Ce qui explique le chiffre EDF des seuls 42,942 TWh hydraulique en 2024 sur les 75,1TWh produits en France. Montrant du même coup qu’avec ces 32,2 TWh supplémentaires qui faisaient partie du périmètre d’EDF avant 2000, c’est quasiment chaque année que sa seule production aurait suffi à satisfaire la consommation, avec une intensité carbone inférieure encore.
Il est également important de savoir que l’explosion de la consommation annoncée depuis des années ne correspond pas à la réduction régulière constatée depuis 15 ans malgré l’étonnante occultation de la vingtaine de TWh/an supplémentaires supprimés par l’efficacité énergétique de l’usine d’enrichissement d’uranium G. Besse 2.
La concurrence
La production d’EDF est complétée par la montée en puissance de la concurrence, notamment depuis le 1 juillet 2007, qui achève la libéralisation du marché en autorisant le fournisseur à livrer directement son électricité aux particuliers. La concurrence s’y est engouffrée avec notamment Engie, TotalEnergies, le Suédois Vattenfall ou GazelEnergie, filiale du groupe EPH du milliardaire tchèque Daniel Kretinsky, qui verdit son image en investissant dans les renouvelables et le gaz après avoir fait fortune avec le charbon.
C’est ainsi que le bilan RTE 2024 fait état d’une production bien supérieure, comportant notamment 150 TWh d’électricité renouvelable, et reste cependant plus carbonée en atteignant pour la 1ère fois 95% en 2024.
Aux 415 TWh d’EDF ont ainsi été ajoutés 150 TWh renouvelables, (moins les 42,9 TWh hydrauliques d’EDF), et les 20 TWh de thermique fossile, (moins les 2,7 TWh d’EDF), soit un apport de 107,1 TWh renouvelables et 17,3 TWh fossiles.
Ces 124,4 TWh supplémentaires qui confirment la production totale de 539 TWh, ne présentent plus une part bas carbone que de 86,1 % malgré l'explosion des productions éolienne et solaire.
Le refoulement à perte des surplus
La France, qui était déjà 1er exportateur mondial quasiment chaque année depuis 1990 (27 fois en 35 ans), surclasse désormais tous ses concurrents, avec 89 TWh en 2014 contre 33 TWh pour la Suède, à la seconde place, et plus encore, avec 92 TWh en 2025.

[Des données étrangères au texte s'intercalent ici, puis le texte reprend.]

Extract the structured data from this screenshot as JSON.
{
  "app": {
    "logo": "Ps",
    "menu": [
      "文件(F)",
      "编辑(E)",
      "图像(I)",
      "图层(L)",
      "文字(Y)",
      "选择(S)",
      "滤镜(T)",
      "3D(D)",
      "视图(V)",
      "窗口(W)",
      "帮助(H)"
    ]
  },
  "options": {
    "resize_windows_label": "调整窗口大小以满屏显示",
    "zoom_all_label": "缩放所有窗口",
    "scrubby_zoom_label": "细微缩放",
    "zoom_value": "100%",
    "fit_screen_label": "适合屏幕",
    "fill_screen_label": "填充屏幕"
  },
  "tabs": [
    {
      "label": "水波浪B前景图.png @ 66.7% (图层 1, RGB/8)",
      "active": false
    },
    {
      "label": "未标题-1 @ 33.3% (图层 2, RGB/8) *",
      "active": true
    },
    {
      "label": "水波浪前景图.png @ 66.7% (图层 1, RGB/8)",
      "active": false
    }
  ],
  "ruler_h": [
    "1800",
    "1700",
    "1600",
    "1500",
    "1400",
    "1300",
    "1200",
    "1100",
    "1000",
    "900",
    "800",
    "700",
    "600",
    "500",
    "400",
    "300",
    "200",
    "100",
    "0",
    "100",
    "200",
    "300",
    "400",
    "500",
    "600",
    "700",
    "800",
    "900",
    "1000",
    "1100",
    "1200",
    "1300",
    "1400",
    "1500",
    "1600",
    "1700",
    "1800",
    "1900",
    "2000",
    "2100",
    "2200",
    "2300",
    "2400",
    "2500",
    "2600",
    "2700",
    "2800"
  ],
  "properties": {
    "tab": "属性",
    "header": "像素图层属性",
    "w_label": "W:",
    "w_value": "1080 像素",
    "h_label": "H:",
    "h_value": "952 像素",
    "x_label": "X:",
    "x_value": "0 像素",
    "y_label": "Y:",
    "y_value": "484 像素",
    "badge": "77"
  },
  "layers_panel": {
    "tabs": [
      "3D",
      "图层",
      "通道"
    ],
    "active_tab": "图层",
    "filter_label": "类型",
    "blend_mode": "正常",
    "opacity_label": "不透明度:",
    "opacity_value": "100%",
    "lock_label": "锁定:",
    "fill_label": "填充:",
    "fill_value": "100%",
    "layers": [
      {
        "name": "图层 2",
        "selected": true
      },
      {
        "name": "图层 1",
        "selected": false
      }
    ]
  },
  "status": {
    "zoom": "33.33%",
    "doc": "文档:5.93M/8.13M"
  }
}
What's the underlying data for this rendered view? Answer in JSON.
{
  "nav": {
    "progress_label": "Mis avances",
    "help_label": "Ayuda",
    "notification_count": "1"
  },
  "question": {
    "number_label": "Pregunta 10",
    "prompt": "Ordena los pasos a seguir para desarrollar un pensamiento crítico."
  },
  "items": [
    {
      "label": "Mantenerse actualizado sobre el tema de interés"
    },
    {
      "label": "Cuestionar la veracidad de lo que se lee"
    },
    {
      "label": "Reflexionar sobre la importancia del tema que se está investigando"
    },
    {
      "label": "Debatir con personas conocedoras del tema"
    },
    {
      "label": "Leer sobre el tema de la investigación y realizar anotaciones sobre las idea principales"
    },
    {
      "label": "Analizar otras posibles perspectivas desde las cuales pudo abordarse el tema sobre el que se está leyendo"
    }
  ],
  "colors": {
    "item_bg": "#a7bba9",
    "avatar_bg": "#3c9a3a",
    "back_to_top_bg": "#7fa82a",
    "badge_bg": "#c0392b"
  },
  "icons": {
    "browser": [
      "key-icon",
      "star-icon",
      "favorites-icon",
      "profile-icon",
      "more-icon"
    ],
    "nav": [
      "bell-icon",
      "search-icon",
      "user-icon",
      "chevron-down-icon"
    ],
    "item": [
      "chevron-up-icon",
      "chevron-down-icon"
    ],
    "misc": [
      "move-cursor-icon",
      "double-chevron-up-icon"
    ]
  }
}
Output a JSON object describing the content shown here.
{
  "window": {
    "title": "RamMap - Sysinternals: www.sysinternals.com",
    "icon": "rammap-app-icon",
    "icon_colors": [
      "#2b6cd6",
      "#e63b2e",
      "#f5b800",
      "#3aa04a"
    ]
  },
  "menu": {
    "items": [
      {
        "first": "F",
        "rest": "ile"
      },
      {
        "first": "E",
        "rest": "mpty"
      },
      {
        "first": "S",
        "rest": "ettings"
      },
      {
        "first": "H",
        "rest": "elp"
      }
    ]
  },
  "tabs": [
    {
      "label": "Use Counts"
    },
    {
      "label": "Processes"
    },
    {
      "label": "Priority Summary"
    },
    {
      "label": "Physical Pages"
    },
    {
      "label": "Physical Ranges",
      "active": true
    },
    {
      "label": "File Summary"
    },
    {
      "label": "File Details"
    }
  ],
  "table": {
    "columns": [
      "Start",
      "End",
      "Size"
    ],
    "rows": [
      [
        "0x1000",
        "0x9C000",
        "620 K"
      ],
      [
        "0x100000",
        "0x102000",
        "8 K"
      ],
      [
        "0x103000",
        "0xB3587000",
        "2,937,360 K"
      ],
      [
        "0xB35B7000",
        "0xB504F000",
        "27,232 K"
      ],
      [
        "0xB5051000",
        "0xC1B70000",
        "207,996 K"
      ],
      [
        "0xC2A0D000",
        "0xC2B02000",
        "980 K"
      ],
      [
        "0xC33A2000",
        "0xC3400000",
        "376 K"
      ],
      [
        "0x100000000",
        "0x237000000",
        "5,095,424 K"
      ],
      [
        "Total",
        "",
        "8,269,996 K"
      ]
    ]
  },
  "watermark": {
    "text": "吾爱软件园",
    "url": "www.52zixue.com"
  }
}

Selon les douanes françaises, ces exportations ont été vendues au prix moyen de 66,19€/MWh ces 12 derniers mois, soit à perte, à un prix inférieur au prix unitaire moyen des énergies renouvelables soutenues en2025 qui est de 85,62 €/MWh selon la Commission de régulation de l’énergie (CRE).
Tandis que la vente des contrats à terme pour une livraison en 2027 sont négociés en France ce 12 janvier au prix 50,31€/MWh.